Earlier this week, I chatted online with a man who indicated he’d like to commission several quilts.

I quoted him a price that he said sounded reasonable, and we both expressed our excitement about working together.

Since the first quilt was meant as a wedding gift fairly soon, I began creating Celtic knot designs for the client to choose from.

I also started getting ideas how I could improve my reverse applique technique.

I made a sample of a single Celtic knot shape to see how my idea fared . . . it was a rousing success!!

Early this morning, I decided to make a larger sample of a complete knot. I chose the Triquetra, shown above.

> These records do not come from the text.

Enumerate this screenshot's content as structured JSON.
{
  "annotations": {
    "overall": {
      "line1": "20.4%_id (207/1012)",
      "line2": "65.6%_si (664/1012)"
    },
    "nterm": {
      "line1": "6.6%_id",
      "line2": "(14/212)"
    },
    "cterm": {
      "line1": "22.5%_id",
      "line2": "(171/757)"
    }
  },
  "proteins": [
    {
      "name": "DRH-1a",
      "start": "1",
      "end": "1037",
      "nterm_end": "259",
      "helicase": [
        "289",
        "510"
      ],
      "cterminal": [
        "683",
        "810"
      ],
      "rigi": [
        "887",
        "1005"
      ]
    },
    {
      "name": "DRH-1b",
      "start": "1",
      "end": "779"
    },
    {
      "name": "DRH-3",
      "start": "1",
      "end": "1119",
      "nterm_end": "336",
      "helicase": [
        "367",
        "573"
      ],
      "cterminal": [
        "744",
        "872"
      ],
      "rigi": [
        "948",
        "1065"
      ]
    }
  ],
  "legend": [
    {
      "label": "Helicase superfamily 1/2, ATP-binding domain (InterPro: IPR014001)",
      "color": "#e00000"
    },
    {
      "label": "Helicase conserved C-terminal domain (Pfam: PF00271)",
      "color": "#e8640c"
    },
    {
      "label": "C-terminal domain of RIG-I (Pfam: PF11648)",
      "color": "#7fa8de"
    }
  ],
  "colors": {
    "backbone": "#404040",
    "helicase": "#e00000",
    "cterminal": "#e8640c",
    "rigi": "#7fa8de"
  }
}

First, I laid a piece of clear vinyl over the drawing and traced the outlines of the shapes I’d need. I planned to use this for shape placement.

Traced shapes
Traced shapes

Next, I traced the same shapes on paper-backed fusible web.

I laid my vinyl placement guide on my background fabric and slid the fusible web shapes between the fabric and the guide. I used the previously traced lines to align the shapes. Then, I pinned the shapes in place before taking the piece to my ironing table and fusing the shapes in place.

First pieces positioned, pinned, and fused into place
First pieces positioned, pinned, and fused into place

I continued with the remaining shapes until they were all fused into place.

Second shapes fused into place
Second shapes fused into place
Final shapes fused into place
Final shapes fused into place

Now here’s where it gets tricky:

I cut openings in the background fabric, leaving a small seam allowance of fusible web around the edges.

Openings cut in background fabric
Openings cut in background fabric

I did not cut ALL the openings because the background fabric was becoming less-than-stable and difficult to handle.

The idea was to clip the fusible seam allowances as need be, then fold them to the reverse of the background fabric and press flat. Once the seam allowances had been pressed, I would remove the paper backing, lay the background fabric on top of the fabric I wanted to show through the openings, and fuse it into place.

It didn’t work that way . . .

Because of the fabric instability, it was difficult to lay the background fabric flat; puckers occurred, and the fusible web didn’t hold.

The process was more difficult than it was worth. I WON’T be doing that again!

I’m going back to my previous method of sewing the two layers together, cutting openings in the top layer only, and using a decorative stitch around the edges before trimming the excess fabric from the backside.

Oh, and the potential client? I haven’t heard from him since Tuesday . . . I’m so disappointed.

(An editorial note:  I heard from the client the day AFTER I wrote this post . . . figures.  We’re back in business, folks!)